Annoncé sortant, l'avocat pénaliste Eric Dupond-Moretti a finalement été maintenu au poste de ministre de la Justice, ce vendredi 20 mai, dans le gouvernement Borne.
Il reste à sa place. Nommé garde des Sceaux en juillet 2020 lors du précédent quinquennat, Eric Dupond-Moretti a été reconduit à son poste lors de l'annonce du gouvernement d'Elisabeth Borne, ce vendredi.
Une véritable surprise alors que son bilan au ministère de la Justice est marqué par une grogne sans précédent des magistrats et qu'il a été mis en examen pour «prise illégale d'intérêts».
Une enfance modeste
Né dans le Nord, Eric Dupond-Moretti n'était pas forcément destiné à devenir avocat. Elevé par sa mère d'origine italienne après avoir perdu son père à l'âge de 4 ans, il a été contraint de travailler dans une usine ou encore d'être fossoyeur pour payer ses études.
Alors qu'il avait 15 ans, la mort dans des circonstances suspectes de son grand-père a fait naître en lui sa vocation, puisque la lumière n'a jamais été faite dans cette affaire. N'étant pas forcément le plus doué des élèves, il a réussi malgré tout à passer le barreau de justesse.

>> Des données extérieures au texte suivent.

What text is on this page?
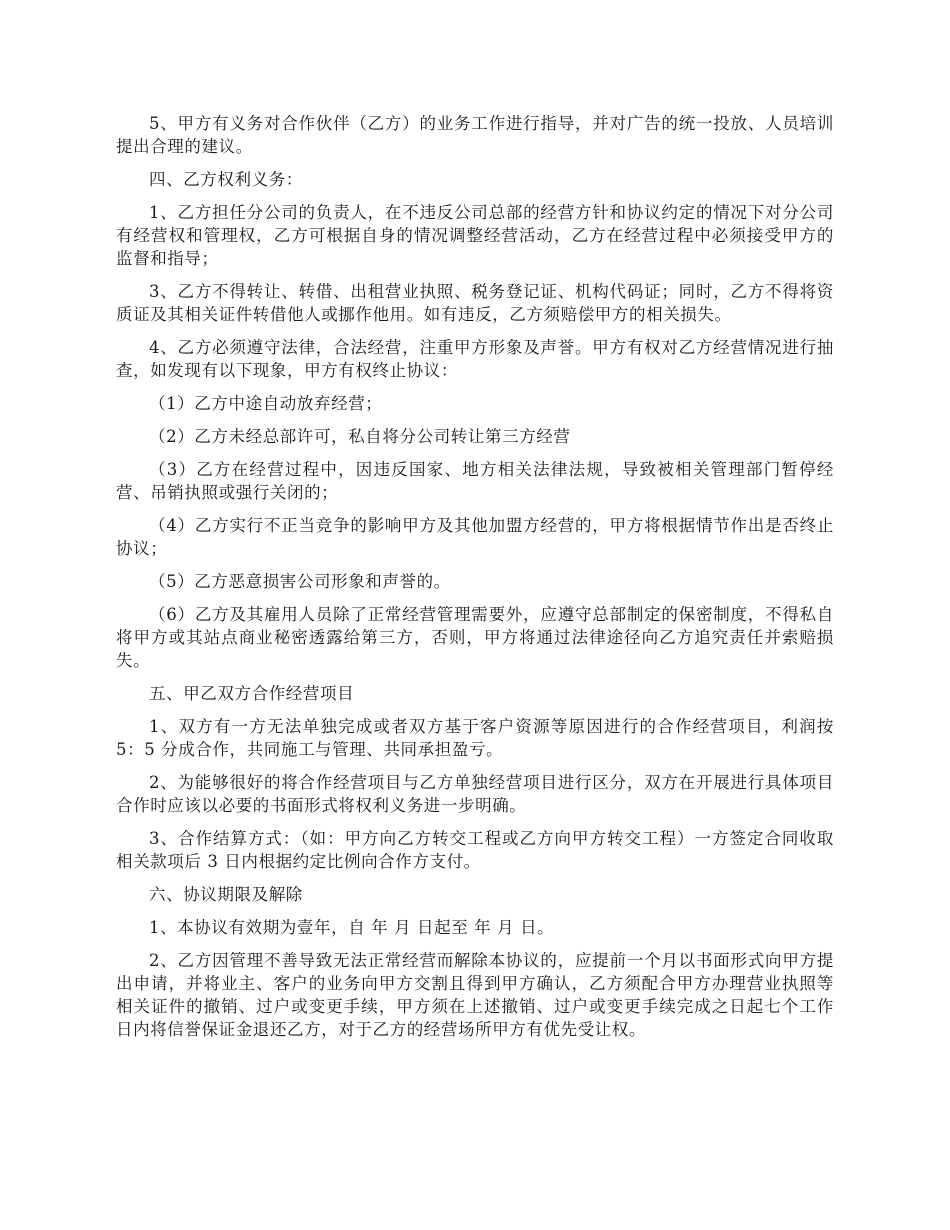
5、甲方有义务对合作伙伴（乙方）的业务工作进行指导，并对广告的统一投放、人员培训提出合理的建议。

四、乙方权利义务：

1、乙方担任分公司的负责人，在不违反公司总部的经营方针和协议约定的情况下对分公司有经营权和管理权，乙方可根据自身的情况调整经营活动，乙方在经营过程中必须接受甲方的监督和指导；

3、乙方不得转让、转借、出租营业执照、税务登记证、机构代码证；同时，乙方不得将资质证及其相关证件转借他人或挪作他用。如有违反，乙方须赔偿甲方的相关损失。

4、乙方必须遵守法律，合法经营，注重甲方形象及声誉。甲方有权对乙方经营情况进行抽查，如发现有以下现象，甲方有权终止协议：

（1）乙方中途自动放弃经营；

（2）乙方未经总部许可，私自将分公司转让第三方经营

（3）乙方在经营过程中，因违反国家、地方相关法律法规，导致被相关管理部门暂停经营、吊销执照或强行关闭的；

（4）乙方实行不正当竞争的影响甲方及其他加盟方经营的，甲方将根据情节作出是否终止协议；

（5）乙方恶意损害公司形象和声誉的。

（6）乙方及其雇用人员除了正常经营管理需要外，应遵守总部制定的保密制度，不得私自将甲方或其站点商业秘密透露给第三方，否则，甲方将通过法律途径向乙方追究责任并索赔损失。

五、甲乙双方合作经营项目

1、双方有一方无法单独完成或者双方基于客户资源等原因进行的合作经营项目，利润按 5：5 分成合作，共同施工与管理、共同承担盈亏。

2、为能够很好的将合作经营项目与乙方单独经营项目进行区分，双方在开展进行具体项目合作时应该以必要的书面形式将权利义务进一步明确。

3、合作结算方式：（如：甲方向乙方转交工程或乙方向甲方转交工程）一方签定合同收取相关款项后 3 日内根据约定比例向合作方支付。

六、协议期限及解除

1、本协议有效期为壹年，自 年 月 日起至 年 月 日。

2、乙方因管理不善导致无法正常经营而解除本协议的，应提前一个月以书面形式向甲方提出申请，并将业主、客户的业务向甲方交割且得到甲方确认，乙方须配合甲方办理营业执照等相关证件的撤销、过户或变更手续，甲方须在上述撤销、过户或变更手续完成之日起七个工作日内将信誉保证金退还乙方，对于乙方的经营场所甲方有优先受让权。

Un avocat redoutable et médiatique
Rapidement, il enchaîne les succès au tribunal, et travaillera sur des affaires de plus en plus médiatiques. Il obtiendra le surnom d'«Acquittator» devant le nombre impressionnant d'accusés qu'il fera relâcher. En 2020, il avait obtenu plus de 140 acquittements. Pour y parvenir, il n'hésitera pas à défendre des personnalités très clivantes comme Patrick Balkany, Abdelkader Merah ou encore Bernard Tapie. «J'aurais défendu Klaus Barbie, et même Hitler s'il me l'avait demandé», a-t-il assuré.

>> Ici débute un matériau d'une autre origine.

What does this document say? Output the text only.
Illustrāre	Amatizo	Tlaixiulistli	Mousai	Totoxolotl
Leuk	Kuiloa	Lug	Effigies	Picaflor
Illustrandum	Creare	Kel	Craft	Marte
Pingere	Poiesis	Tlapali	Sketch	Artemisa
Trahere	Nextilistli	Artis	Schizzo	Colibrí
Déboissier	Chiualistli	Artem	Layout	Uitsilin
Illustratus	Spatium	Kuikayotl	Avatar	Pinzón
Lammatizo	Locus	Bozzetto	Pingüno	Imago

Une vie privé assez secrète
Malgré sa célébrité, Eric Dupond-Moretti reste une personnalité plutôt secrète. On sait néanmoins qu'il a deux enfants, issus de son union avec sa première femme Hélène, rencontrée lors d'un procès. Divorcé, il est officiellement en couple avec la chanteuse canadienne Isabelle Boulay depuis 2016.
Une carrière d'acteur
Outre sa carrière d'avocat, Eric Dupond-Moretti aime à utiliser son éloquence pour d'autres projets. Ainsi, il a joué dans quelques films depuis le début des années 2010, et notamment dans «Chacun sa vie» de Claude Lelouch en 2017. Début 2019, il a également lancé un seul en scène, «Eric Dupond-Moretti à la barre».
Un ministre de la Justice contesté
S'il se félicite d'avoir obtenu pendant ses fonctions de ministre une hausse «historique» du budget de la Justice, il fait face à une grogne sans précédent des magistrats.
Signe du malaise, en novembre dernier, les deux tiers des 9.000 juges français signaient une tribune dans Le monde, dans laquelle ils dénonçait leur épuisement et la «perte de sens de ceux qui rendent la justice au quotidien».
Après l'annonce de sa reconduction, le Syndicat de la magistrature (SM, classé à gauche) évoquait auprès de l'AFP son «incompréhension» et sa «déception». «Nous ne savons pas comment le maintien d'Eric Dupond-Moretti à la tête du ministère permettra la reprise du dialogue totalement rompu», avait souligné la présidente du SM, Kim Reuflet.
«Je serai le ministre du dialogue, de la concertation et de l'action», a de son côté assuré le ministre, sur Twitter.
Je remercie le Président de la République et la Première ministre qui me renouvellent ce jour leur confiance. Je mesure l’honneur qui est le mien de pouvoir continuer d’œuvrer pour la Justice de notre pays. Je serai le ministre du dialogue, de la concertation et de l’action.
— Eric Dupond-Moretti (@E_DupondM) May 20, 2022
Mis en examen pour pour «prise illégale d'intérêts»
En juillet 2021, Eric Dupond-Moretti est mis en examen pour prise illégale d'intérêts , une première pour un ministre en exercice. Il est soupçonné d'avoir profité de sa fonction pour régler des comptes avec des magistrats avec lesquels il avait été en conflit lorsqu'il était avocat.
Des plaintes de syndicats de magistrats et de l'association anticorruption Anticor, dénonçant deux situations de conflit d'intérêt, avaient donné lieu à l'ouverture d'une information judiciaire.
En mai 2022, quelques jours avant sa reconduction, le ministère public de la Cour de justice de la République (CJR) a annoncé avoir requis un procès à son encontre, estimant qu'il existait des «charges suffisantes».